だからなのかな……女の子と話す時って凄く楽しそうなんだけど、何となく別の物を見てるような、そんな感じがする事があったんだ。
ま、素敵な彼女もいる事だし、これからはそんな事も無いだろうけどね。
わたしの彼にはもう一人、中学時代からの友達がいるんだけど、こっちの人は超が付くくらい真面目で固い。
生真面目なんだけど、ガッチガチに糞真面目って訳じゃなくて、逆にそれが笑えるって事が多い。
この人はちょっと変わってて、女の人の前に出ると物凄くどもって、まともに話せなくなる。
女の人に対する免疫が全然無いらしくて、ちょっとからかったりすると顔が真っ赤になっちゃうんだ。
あんまり悪戯するのも可哀想だけど、リアクションが面白くて、ついつい構いたくなっちゃうんだよね〜。

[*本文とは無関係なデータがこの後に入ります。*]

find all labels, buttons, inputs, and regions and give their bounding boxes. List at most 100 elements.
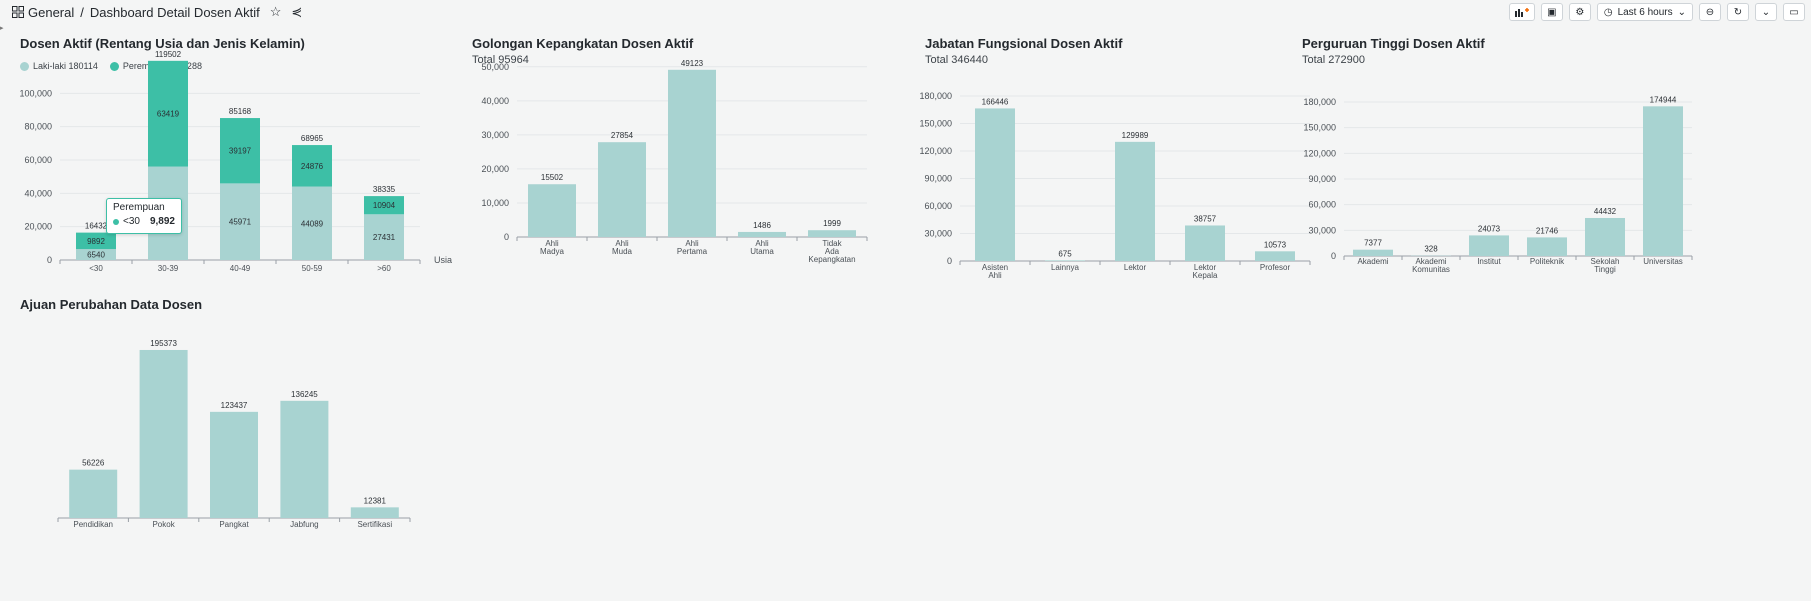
tooltip-title: Perempuan [113,202,165,213]
bar [1527,237,1567,256]
legend-swatch [20,61,29,71]
segment-value-label: 9892 [87,237,105,246]
x-category-label: Ahli [988,271,1002,280]
y-tick-label: 20,000 [24,222,52,232]
time-range-label: Last 6 hours [1617,6,1673,18]
segment-value-label: 44089 [301,219,324,228]
gear-icon: ⚙ [1575,6,1585,18]
bar [738,231,786,237]
bar [1255,251,1295,261]
bar-total-label: 16432 [85,222,108,231]
y-tick-label: 0 [47,255,52,265]
x-category-label: Muda [612,247,633,256]
segment-value-label: 10904 [373,201,396,210]
x-category-label: Tidak [822,239,842,248]
bar-segment-perempuan [148,60,188,167]
y-tick-label: 100,000 [19,88,52,98]
bar [1045,260,1085,261]
bar [139,349,188,518]
bar-segment-perempuan [220,118,260,184]
settings-button[interactable]: ⚙ [1568,3,1591,21]
x-category-label: >60 [377,264,391,273]
bar-segment-perempuan [292,145,332,187]
bar-value-label: 49123 [681,59,704,68]
bar-value-label: 44432 [1594,207,1617,216]
bar [668,69,716,237]
share-icon[interactable]: ⋞ [291,4,303,19]
dashboard-grid-icon[interactable] [12,6,24,18]
monitor-icon: ▭ [1789,6,1799,18]
x-category-label: Ahli [545,239,559,248]
x-category-label: Pendidikan [73,520,113,529]
bar [1115,141,1155,261]
y-tick-label: 90,000 [924,174,952,184]
legend-item-laki[interactable]: Laki-laki 180114 [20,61,98,71]
bar-segment-laki [220,183,260,260]
tooltip-value: 9,892 [149,216,175,227]
bar-value-label: 123437 [221,401,248,410]
segment-value-label: 63419 [157,110,180,119]
x-category-label: Komunitas [1412,265,1450,274]
panel-title-usia: Dosen Aktif (Rentang Usia dan Jenis Kela… [20,36,305,51]
collapse-arrow-icon[interactable]: ▸ [0,25,4,32]
y-tick-label: 120,000 [919,146,952,156]
add-panel-icon [1514,8,1529,17]
x-category-label: Akademi [1415,257,1446,266]
y-tick-label: 60,000 [924,201,952,211]
y-tick-label: 30,000 [924,229,952,239]
panel-subtitle-jabatan: Total 346440 [925,54,988,66]
breadcrumb-root[interactable]: General [28,4,75,20]
y-tick-label: 90,000 [1308,174,1336,184]
save-dashboard-button[interactable]: ▣ [1540,3,1563,21]
y-tick-label: 80,000 [24,122,52,132]
y-tick-label: 0 [504,232,509,242]
bar-value-label: 129989 [1122,131,1149,140]
refresh-button[interactable]: ↻ [1727,3,1749,21]
tv-mode-button[interactable]: ▭ [1783,3,1805,21]
zoom-out-button[interactable]: ⊖ [1699,3,1721,21]
bar [350,507,399,518]
zoom-out-icon: ⊖ [1705,6,1715,18]
bar [1585,217,1625,256]
y-tick-label: 60,000 [1308,200,1336,210]
y-tick-label: 150,000 [919,119,952,129]
x-category-label: Politeknik [1530,257,1565,266]
segment-value-label: 24876 [301,162,324,171]
x-category-label: Lektor [1194,263,1217,272]
bar [1353,249,1393,256]
chart-tooltip: Perempuan <30 9,892 [106,198,182,234]
x-category-label: 40-49 [230,264,251,273]
x-category-label: Pangkat [219,520,249,529]
x-category-label: Universitas [1643,257,1683,266]
x-category-label: Jabfung [290,520,318,529]
bar-total-label: 68965 [301,134,324,143]
bar [598,142,646,237]
bar [1185,225,1225,261]
time-picker-button[interactable]: ◷ Last 6 hours ⌄ [1596,3,1693,21]
x-category-label: Kepala [1193,271,1218,280]
y-tick-label: 120,000 [1303,148,1336,158]
refresh-icon: ↻ [1733,6,1743,18]
bar-segment-perempuan [364,196,404,215]
y-tick-label: 0 [947,256,952,266]
refresh-interval-button[interactable]: ⌄ [1755,3,1777,21]
bar-value-label: 10573 [1264,240,1287,249]
bar [528,184,576,237]
star-icon[interactable]: ☆ [269,4,282,19]
clock-icon: ◷ [1603,6,1613,18]
x-category-label: Pokok [152,520,175,529]
bar-value-label: 21746 [1536,226,1559,235]
bar-value-label: 12381 [364,496,387,505]
y-tick-label: 40,000 [481,96,509,106]
tooltip-swatch [113,218,119,225]
x-category-label: Sertifikasi [357,520,392,529]
x-category-label: Akademi [1357,257,1388,266]
y-tick-label: 150,000 [1303,123,1336,133]
segment-value-label: 39197 [229,147,252,156]
tooltip-label: <30 [123,216,140,227]
bar [975,108,1015,261]
x-category-label: Tinggi [1594,265,1616,274]
add-panel-button[interactable] [1508,3,1535,21]
y-tick-label: 30,000 [1308,225,1336,235]
bar-total-label: 38335 [373,185,396,194]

でも、お祖父さんから剣術と抜刀術を習ってて、その腕前は超一流。
ひらひら舞ってる木の葉を、木刀で真っ二つに出来るんだって。
しかも、その木刀は鉛入り!
一度持たせてもらったんだけど、振るどころか、ちょっと持ち上げるのが精一杯だった。
身長はわたしと同じくらいなんだけど、やっぱり男の子なんだな〜って思った。
そんな彼には両親がいない。
船舶事故で亡くなったんだそうだけど、この人の境遇について詳しい話をした事は無い。
この人の師匠でもあるお祖父さんも亡くなって、今はアルバイトをしながら一人で生活してるんだって。
親戚の人を頼るのが普通じゃないかな? って思って訊いてみたんだけど、何となく笑って誤魔化されちゃった。
きっと話したくない事なんだろうな……。
わたしの彼からも、それについては訊くなって言われてる。
彼は何か知ってる感じなんだけど、話せる事なら話してくれる人だから、訊くなって言うからには理由があるんだろうな、きっと。
だから、わたしは何も訊かない事に決めた。
知らなくていい事まで知る必要は無いもんね、うん。
友達付き合い出来る程度の事だけ知ってれば充分だよね。
そんなこんなで、わたしは今日も元気に、そして精一杯生きてます。
たくさん遊んで、ちょっぴり勉強して、目一杯、恋をしてます。
出不精な彼をデートに連れ出すのは大変だけど、この頃コツが掴めて来たって感じかな?
十回の内、七回は連れ出せるようになったもんね。
最近では手を繋いでも振り解かなくなったし、何となく一緒にいるのが当たり前っぽくなったし。
これから、もっともっと素敵な当たり前を作って行きたいな……。
もっともっと……ずっと一緒に……。